Un día más y sigue sin dar señales ni por teléfono, y yo por la tarde cargo una mochila con mi artillería. Llego a la altura de la casita, no veo a nadie. Persianas bajadas. No se oye nada. Como sería un sacrilegio dañar el coche, pongo en marcha el plan B: saco el tubo de silicona y la extiendo por todo el lateral donde está la cerradura. Si quiere quedarse en casa, le doy una razón bien potente. Tendrá que pedir ayuda. Qué satisfacción. Aunque nadie sabrá que fui yo, estoy eufórica.

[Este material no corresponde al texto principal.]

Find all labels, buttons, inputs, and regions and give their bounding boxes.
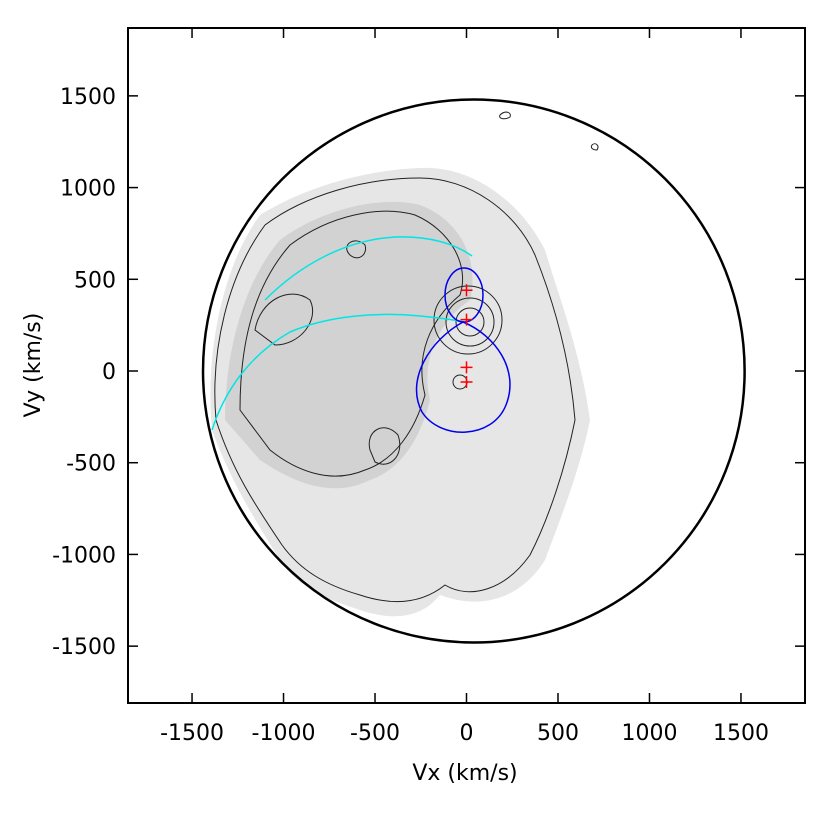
y-tick-label: -500	[66, 452, 116, 477]
cross-marker	[460, 361, 473, 374]
x-tick-label: -1500	[160, 721, 224, 746]
cross-marker	[460, 284, 473, 297]
intensity-region	[225, 201, 473, 489]
stream	[211, 313, 465, 431]
y-axis-label: Vy (km/s)	[21, 313, 46, 418]
cross-marker	[460, 376, 473, 389]
x-tick-label: 500	[537, 721, 579, 746]
y-tick-label: -1000	[52, 543, 116, 568]
y-tick-label: 1000	[60, 177, 116, 202]
contour	[590, 143, 599, 151]
contour	[445, 297, 495, 347]
stream	[264, 236, 473, 301]
x-tick-label: 1500	[713, 721, 769, 746]
y-tick-label: 1500	[60, 85, 116, 110]
contour	[499, 111, 511, 120]
x-tick-label: -1000	[252, 721, 316, 746]
y-tick-label: 500	[74, 268, 116, 293]
contour	[433, 285, 503, 355]
outer-circle	[201, 98, 746, 644]
contour	[368, 427, 401, 465]
x-axis-label: Vx (km/s)	[412, 761, 517, 786]
y-tick-label: 0	[102, 360, 116, 385]
contour	[254, 293, 313, 346]
cross-marker	[460, 313, 473, 326]
contour	[455, 307, 485, 337]
x-tick-label: -500	[350, 721, 400, 746]
roche-lobe	[415, 321, 511, 433]
y-tick-label: -1500	[52, 635, 116, 660]
contour-map	[210, 111, 599, 617]
x-tick-label: 1000	[621, 721, 677, 746]
x-tick-label: 0	[460, 721, 474, 746]
contour	[214, 177, 576, 603]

Pasan dos días sin noticias y yo sigo divertida con mi trastada, hasta que el Sr. Marín viene a mi mesa hecho un basilisco y me pide que llame a la policía y a un cerrajero para la dirección que yo conozco bien.

—¿Qué ha pasado?

—Mi madre regresa del hospital, donde ha estado esta semana ingresada por una gripe que derivó en una neumonía, y se encuentra la puerta sellada con silicona. Yago sigue con su madre en el campo y mi mujer está histérica. Haz la llamada, que yo voy para allá.

Tierra trágame, no vive solo o, lo que es peor, no vive allí y yo me pasé tres pueblos con una abuelita que no tiene culpa de nada y que, además, es la madre de mi jefe. Merezco dos medallas, una por cabeza de chorlito y otra por si pierdo la primera.

Si lo pienso un poco, recuerdo que el coche no se movió del sitio ni un centímetro. Pude deducir que no se utilizaba esos días. Solo pensaba en bajarle los humos a Niño Mimado. ¿Está con su madre? ¿Por qué? ¿Desde cuándo? Seguro que el Sr. Marín lo sabía, por eso no volvió a preguntar por él. Deduzco que Niño Mimado es familia de mi jefe. No tiene hijos (que se sepa). ¿Qué los une?